High Iontronic Performance in Organic Electrochemical Transistors Enabled by Intramolecular Noncovalent Interactions
Guocai Liu, Meng Zhang, Jikai Lv, Hao Wang, Bin Ma, Xiaobin Gu, Yunlong Guo, Yunqi Liu, Hui Huang
Abstract
Abstract Organic electrochemical transistors (OECTs) show great potential in bioelectronics due to their iontronic coupling, low driving voltages (<1 V), and biocompatibility. Nevertheless, their low iontronic performance, particularly in terms of transconductance ( g m ), limits their ability to acquire high‐precision biosignals. To address this issue, a series of poly(bithiophene)s (opg2T‐O, opg2T‐S, and opg2T‐Se) bearing 4,4′‐position glycol side chains are synthesized. Upon varying furan, thiophene, and selenophene comonomers, the intramolecular noncovalent interactions are systematically tuned. Comprehensive theoretical analyses reveal that opg2T‐Se demonstrates stronger intramolecular Se···O noncovalent interactions than the S···O interactions in opg2T‐S and opg2T‐O, affording a more planar and rigid molecular configuration in opg2T‐Se. Meanwhile, opg2T‐Se exhibits closer π – π stacking and lamellar‐packing and prefers an edge‐on orientation.

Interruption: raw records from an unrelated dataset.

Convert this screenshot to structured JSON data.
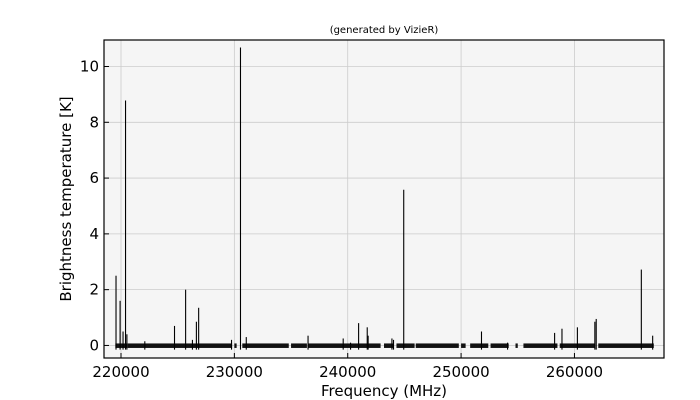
{
  "chart_data": {
    "type": "line",
    "title": "(generated by VizieR)",
    "xlabel": "Frequency (MHz)",
    "ylabel": "Brightness temperature [K]",
    "xlim": [
      218500,
      267900
    ],
    "ylim": [
      -0.45,
      10.95
    ],
    "xticks": [
      220000,
      230000,
      240000,
      250000,
      260000
    ],
    "yticks": [
      0,
      2,
      4,
      6,
      8,
      10
    ],
    "grid": true,
    "baseline_ranges": [
      [
        219500,
        220600
      ],
      [
        220600,
        229800
      ],
      [
        230000,
        230200
      ],
      [
        230700,
        234800
      ],
      [
        235000,
        236400
      ],
      [
        236500,
        242900
      ],
      [
        243200,
        244000
      ],
      [
        244300,
        245900
      ],
      [
        246000,
        249800
      ],
      [
        250000,
        250400
      ],
      [
        250800,
        252400
      ],
      [
        252600,
        254200
      ],
      [
        254800,
        255000
      ],
      [
        255500,
        258500
      ],
      [
        258700,
        261800
      ],
      [
        262100,
        267000
      ]
    ],
    "peaks": [
      [
        219560,
        2.5
      ],
      [
        219920,
        1.6
      ],
      [
        220180,
        0.5
      ],
      [
        220400,
        8.78
      ],
      [
        220520,
        0.4
      ],
      [
        222100,
        0.15
      ],
      [
        224720,
        0.7
      ],
      [
        225700,
        2.0
      ],
      [
        226300,
        0.2
      ],
      [
        226650,
        0.85
      ],
      [
        226850,
        1.35
      ],
      [
        229750,
        0.2
      ],
      [
        230540,
        10.68
      ],
      [
        231050,
        0.3
      ],
      [
        236500,
        0.35
      ],
      [
        239600,
        0.25
      ],
      [
        240250,
        0.1
      ],
      [
        240960,
        0.8
      ],
      [
        241720,
        0.65
      ],
      [
        241800,
        0.35
      ],
      [
        243900,
        0.25
      ],
      [
        244040,
        0.2
      ],
      [
        244940,
        5.58
      ],
      [
        251800,
        0.5
      ],
      [
        254100,
        0.1
      ],
      [
        258250,
        0.45
      ],
      [
        258900,
        0.6
      ],
      [
        260260,
        0.65
      ],
      [
        261800,
        0.85
      ],
      [
        261920,
        0.95
      ],
      [
        265900,
        2.72
      ],
      [
        266900,
        0.35
      ]
    ]
  }
}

Consequently, a record‐high geometry‐normalized transconductance ( g m,n ) of 415 S cm −1 , along with remarkable hole mobility ( µ = 2.99 cm 2 V −1 s −1 ) and volumetric capacitance ( C * = 423.3 F cm −3 ) are achieved in opg2T‐Se based OECTs. Importantly, the opg2T‐Se‐based devices exhibits much higher signal fidelity in in‐vitro human electrocardiogram (ECG) than the other two devices. This study highlights the importance of intramolecular noncovalent interaction in the channel layer materials for achieving high‐performance OECTs.